We pulled out three primary voices: educators, students, and administrators. We originally planned to focus on teachers, parents, and students, but found this positioning inadequate as the focus of our project shifted. Not only did it leave out the official voices of administrators who made many of the large-scale decisions that affected all of the other stakeholders, but the additional focus on parents seemed inaccessible due to our limited timeframe and also secondary to the story that we are trying to tell in this moment. The parent voices may be more appropriately incorporated into future narratives of pandemic education. The switch from thinking of ‘teachers’ to pulling out the voices of educators more generally meant that we could include not just traditionally tenured faculty voices, but also those of Lecturers, Graduate Student Instructors and other important educators who hold important positions of power on campus. Much of the advocacy for increased COVID-19 precautions, transparency, and more protective considerations came from GEO, the graduate students’ union, and similar organizations. 

While the university is not a governmental agency, there are still some expectations of transparency and right to information from faculty and staff, as well as parents and students attending the school. “Transparency is a wider concept that includes making public affairs open to public scrutiny so as to enable citizens to understand the actions of their governments” (Shepherd, 2017, p. 249) which applies also to expectations of university, as evidenced by the Graduate Employees’ Organization strike in 2020 over institutional pandemic response transparency concerns. This is helping guide our ethical decisions and obligation determinations on what to include in our archive.

 

Missing Perspectives and Potential Improvements

If we had the time and ability to expand on this project, we would focus on including additional perspectives.  In particular, the perspectives of various sorts of minoritized students, parents, local businesses, and the local health department are all missing from this archive but very much relevant to this conversation. 

This project would also benefit from additional work in more roundly representing the voices of the populations we covered. For example: official comunications do not represent the views of every administrator, and many educator and student voices are also left out of this repository. We have explained above the necessity to limit our scope for this project, but more time would enable a more full accounting of the conversations depicted here. 
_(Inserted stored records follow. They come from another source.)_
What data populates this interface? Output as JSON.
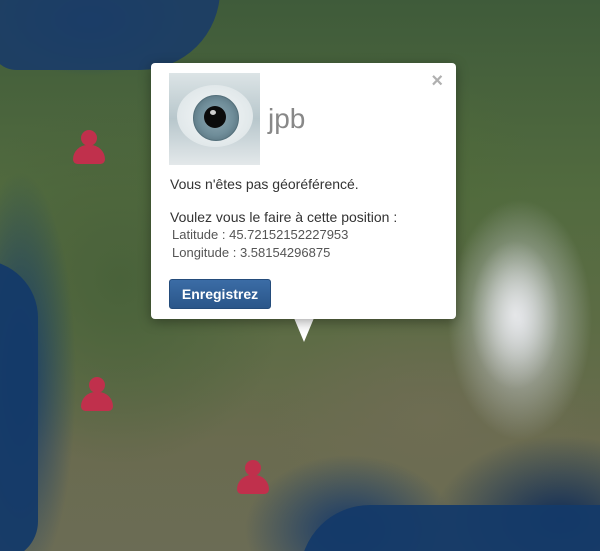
{
  "popup": {
    "username": "jpb",
    "message": "Vous n'êtes pas géoréférencé.",
    "prompt": "Voulez vous le faire à cette position :",
    "latitude_label": "Latitude : 45.72152152227953",
    "longitude_label": "Longitude : 3.58154296875",
    "save_button_label": "Enregistrez",
    "close_label": "×",
    "avatar_icon": "eye-photo"
  },
  "markers": {
    "icon": "user-icon",
    "color": "#c0304c",
    "count": 3
  },
  "colors": {
    "button": "#2f5f96",
    "marker": "#c0304c"
  }
}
With more time, we would also engage this community in collaboration. One luxury in the very difficult and complex process of contemporary preservation is that these communities are still thriving and, we think, would willingly engage with this project. These community members would provide additional metadata tagging and commentary, additional resources to bolster this limited collection. Eventually, we would love to add longitudinal records to show the impacts to the pandemic and the University of Michigan's responses to it have impacted educational achievements/outcomes. 

 

References

Callo, E., & Yazon, A. (2020). Exploring the factors influencing the readiness of faculty and students on online teaching and learning as an alternative delivery mode for the new normal. Universal Journal of Educational Research, 8(8), 3509-3518. https://doi.org/10.13189/ujer.2020.080826 

Yakel, E., & Bost, L. Understanding Administrative Use and Users in University Archives.The American Archivist 57, no. 4 (September 1, 1994): 596–615.

Garcia, P. (2021, October 20). [Lecture slides on Cultural and Legal Contexts]. https://docs.google.com/presentation/d/1rXkw4WGNyZ0MP-RYyeKfXD2dGB7y41zgQ1kMiAiRsqw/edit#slide=id.gf9b3e8abab_0_61 

Graduate Employees’ Organization. (2020). GEO’S Demands for A Safe and Just Pandemic Response for All.  https://www.geo3550.org/2020/09/04/geos-demands-for-a-safe-and-just-pandemic-response-for-all/ 

Hirtle, P. B., Hudson, E., & Kenyon, A. T. (2009). Copyright and Cultural Institutions: Guidelines for Digitization for U.S. Libraries, Archives, and Museums. Cornell. https://hdl.handle.net/1813/14142  

Shepherd, E. (2017). Right to Information. In Terry Eastwood and Heather MacNeil, Eds. Currents of Archival Thinking, (2ed, pp. 247-269).